If you have been working in software for more than a year, you have probably started asking yourself whether or not to pursue taking on [more] management responsibility. It's a natural thing to wonder about, and many companies don't have a formal technical track, which can leave you wondering whether your career is progressing. There are also many misconceptions about power, influence, decision-making, control, and job satisfaction. In my own life, I started off programming at the age of 8, started my own IT company when I was 13, closed the company and swore I would never be a manager, and after a chain of software companies eventually took a series management roles accidentally culminating in my current job where I am beholden to 73 people spread across 3 continents. Too often I've seen people pursue a management path only to become deeply unhappy, and I've had my own fair share of self-inflicted unrest.
- Being a manager means a bigger attack surface. While it's very appealing to think that if you take on more management responsibility you will be able to make more decisions and thus projects will go the way you think they should, reality is considerably darker. Making more decisions means you are more likely to make a wrong decision. Also, your decisions inevitably affect more people, and it is more likely that you will be faced with lose-lose situations where you will make someone upset no matter how you decide. Hope you like conflict! Not only conflict, but the higher up the management chain you are the more likely you are to end up being accountable for something outside your control.
- If you want to influence projects, being a manager is a very indirect way to get influence, and even then the odds are against you.
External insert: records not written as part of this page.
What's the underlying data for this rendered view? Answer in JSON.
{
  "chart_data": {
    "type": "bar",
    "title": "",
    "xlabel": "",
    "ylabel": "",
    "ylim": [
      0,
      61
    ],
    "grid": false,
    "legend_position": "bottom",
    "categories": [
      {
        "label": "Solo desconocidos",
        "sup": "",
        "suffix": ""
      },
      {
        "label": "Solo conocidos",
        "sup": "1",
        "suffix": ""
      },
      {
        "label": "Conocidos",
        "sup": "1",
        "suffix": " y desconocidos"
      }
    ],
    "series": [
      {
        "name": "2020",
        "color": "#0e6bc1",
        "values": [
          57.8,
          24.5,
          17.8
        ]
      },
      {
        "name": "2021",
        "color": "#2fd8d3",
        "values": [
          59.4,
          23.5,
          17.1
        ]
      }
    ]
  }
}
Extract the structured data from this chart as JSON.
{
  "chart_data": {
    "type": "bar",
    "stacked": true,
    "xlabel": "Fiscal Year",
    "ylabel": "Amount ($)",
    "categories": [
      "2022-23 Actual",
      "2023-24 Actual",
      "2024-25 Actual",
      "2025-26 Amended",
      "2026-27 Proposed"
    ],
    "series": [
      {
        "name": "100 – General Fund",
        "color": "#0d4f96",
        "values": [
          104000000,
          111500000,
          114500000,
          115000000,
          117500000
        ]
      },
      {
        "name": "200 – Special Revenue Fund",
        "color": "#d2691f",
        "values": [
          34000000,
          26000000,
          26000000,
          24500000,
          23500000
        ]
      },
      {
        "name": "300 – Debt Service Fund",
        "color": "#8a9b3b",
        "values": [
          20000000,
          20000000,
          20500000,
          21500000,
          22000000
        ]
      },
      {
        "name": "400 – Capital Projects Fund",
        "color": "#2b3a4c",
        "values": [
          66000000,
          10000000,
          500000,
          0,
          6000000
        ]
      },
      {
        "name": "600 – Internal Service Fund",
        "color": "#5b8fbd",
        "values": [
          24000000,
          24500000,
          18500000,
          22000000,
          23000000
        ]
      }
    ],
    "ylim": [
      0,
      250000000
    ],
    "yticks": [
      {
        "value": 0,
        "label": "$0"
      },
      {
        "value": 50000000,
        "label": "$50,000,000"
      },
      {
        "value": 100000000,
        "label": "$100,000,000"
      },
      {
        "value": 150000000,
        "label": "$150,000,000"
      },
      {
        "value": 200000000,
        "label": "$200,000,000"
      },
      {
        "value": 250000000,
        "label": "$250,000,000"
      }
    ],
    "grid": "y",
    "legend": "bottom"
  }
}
The book Becoming a Technical Leader outlines ways to influence projects and people and becoming a manager is nowhere near the most effective.
- If you manage just one or two other people, suddenly at least 50% of your job is about what other people are doing rather than what you are doing. If you manage more people, this rapidly hits 100%. It takes a long time to get feedback (positive or negative) on software that you build and ship. Imagine how slow, indirect, and vague the feedback you get on manipulating other people is. Remember those days where you had a tremendous sense of accomplishment because you got a feature working, fixed a tough bug, or helped a customer? Try looking back over 6 months where you put in a ton of effort and your only result is that your team is falling apart because the talented folks are leaving to join startups and the not-so-talented folks won't quit.
- As if you don't have enough problems, suddenly you are responsible for listening and caring about other peoples problems, and trying to help solve them. If you have a team of 20 people and they each have one bad day per month, that means you get to listen to someone complaining about their bad day every single day. Hope you like reading pop psychology books!
- If you want to make more money, being a manager is a terrible way to do it. I've always had people working for me who made more money than I do, and I don't expect that to ever change. If you are comfortable with the idea of using other people to generate money for yourself, a much more direct way is to start your own company. Owning your own company has got all the headache and risk, fewer handcuffs and rules, and much more of the financial upside.
- Being a manager means firing people. You aren't truly a manager until you have had to fire someone, and it blackens a part of your soul in a totally irreparable way. Still, it is an inevitable and unavoidable part of the territory. Sooner or later you are going to have someone on your team who is lazy, a liar, hooked on drugs, or just flat out not smart enough to keep up, and it will be your job to remove them no matter how popular they are with the rest of your team. That is going to be a very difficult day.